India Unveils 21-Year Tax Holiday to Lure Global AI Cloud Investment

February 2, 2026

In a bold move to position itself as a global hub for artificial intelligence and cloud computing, the Indian government has announced a sweeping tax incentive for foreign technology firms. The policy, which exempts revenues from cloud services sold outside India from taxation until 2047, is strategically designed to attract massive infrastructure investments and accelerate the nation's economic ambitions.

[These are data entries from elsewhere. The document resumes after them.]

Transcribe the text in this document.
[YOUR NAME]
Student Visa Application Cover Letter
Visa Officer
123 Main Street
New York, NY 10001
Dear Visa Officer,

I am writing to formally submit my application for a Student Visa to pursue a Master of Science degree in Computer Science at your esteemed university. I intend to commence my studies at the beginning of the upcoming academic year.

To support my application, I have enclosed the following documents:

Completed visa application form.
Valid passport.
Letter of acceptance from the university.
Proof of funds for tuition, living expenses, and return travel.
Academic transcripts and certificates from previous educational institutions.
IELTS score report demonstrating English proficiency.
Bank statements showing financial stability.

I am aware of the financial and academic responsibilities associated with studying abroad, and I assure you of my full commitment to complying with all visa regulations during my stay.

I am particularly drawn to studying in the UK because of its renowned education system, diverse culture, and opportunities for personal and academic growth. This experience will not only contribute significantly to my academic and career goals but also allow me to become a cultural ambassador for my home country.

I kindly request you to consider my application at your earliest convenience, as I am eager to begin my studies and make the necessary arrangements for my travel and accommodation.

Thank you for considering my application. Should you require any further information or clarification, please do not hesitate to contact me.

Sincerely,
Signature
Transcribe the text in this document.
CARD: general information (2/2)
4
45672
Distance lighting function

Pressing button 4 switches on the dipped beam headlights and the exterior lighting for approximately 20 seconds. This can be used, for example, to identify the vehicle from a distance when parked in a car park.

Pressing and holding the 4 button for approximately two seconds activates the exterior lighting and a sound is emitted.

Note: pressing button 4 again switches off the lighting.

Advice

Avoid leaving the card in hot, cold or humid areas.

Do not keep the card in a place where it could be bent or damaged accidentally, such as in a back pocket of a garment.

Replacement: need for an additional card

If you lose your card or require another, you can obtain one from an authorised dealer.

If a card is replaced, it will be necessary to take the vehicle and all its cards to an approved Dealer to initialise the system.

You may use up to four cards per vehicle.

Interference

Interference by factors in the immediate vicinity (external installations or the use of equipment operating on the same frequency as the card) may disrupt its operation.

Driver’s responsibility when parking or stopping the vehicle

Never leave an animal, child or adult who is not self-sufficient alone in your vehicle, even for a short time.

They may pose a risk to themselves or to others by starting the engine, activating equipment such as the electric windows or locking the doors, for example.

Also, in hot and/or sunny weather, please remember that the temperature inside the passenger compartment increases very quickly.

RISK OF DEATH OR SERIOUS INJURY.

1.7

Finance Minister Nirmala Sitharaman confirmed the policy, framing data centers not merely as back-end infrastructure but as a strategic industry vital for national growth. The core condition for the tax benefit is that the cloud workloads must be processed and run from data centers physically located within India. This requirement aims to ensure that the economic benefits, including job creation and technology spillovers, are retained domestically.

The announcement builds upon an existing trend of significant commitments from major US cloud providers. Google has pledged an investment of $15 billion by 2030, Microsoft has committed $17.5 billion by 2029, and Amazon plans to spend $35 billion by 2030, all aimed at bolstering AI and data center infrastructure in the country. The new tax regime is expected to further incentivize such capital expenditure.

However, the incentive applies specifically to overseas sales. For cloud services sold within the Indian domestic market, transactions must be routed through locally incorporated resellers who will be subject to standard Indian taxation. This structure aims to nurture a local ecosystem while drawing in global giants.

Industry analysts note that the 21-year timeline of the tax holiday is aligned with Prime Minister Narendra Modi's "Viksit Bharat" (Developed India) vision, which targets achieving developed nation status by 2047. The long-term certainty is intended to give multinational corporations the confidence needed for large-scale, multi-decade investments.

Despite the attractive fiscal policy, significant challenges remain for operators. Critics point to India's sometimes unreliable power grid, high electricity costs, and regional water scarcity as potential hurdles for building and running energy-intensive data centers sustainably. The industry's high resource usage and its impact on local communities will also require careful management alongside the infrastructure boom.

The policy marks a decisive step in India's quest to become a pivotal node in the global digital economy, leveraging tax policy to compete for a share of the next generation of AI-driven cloud infrastructure.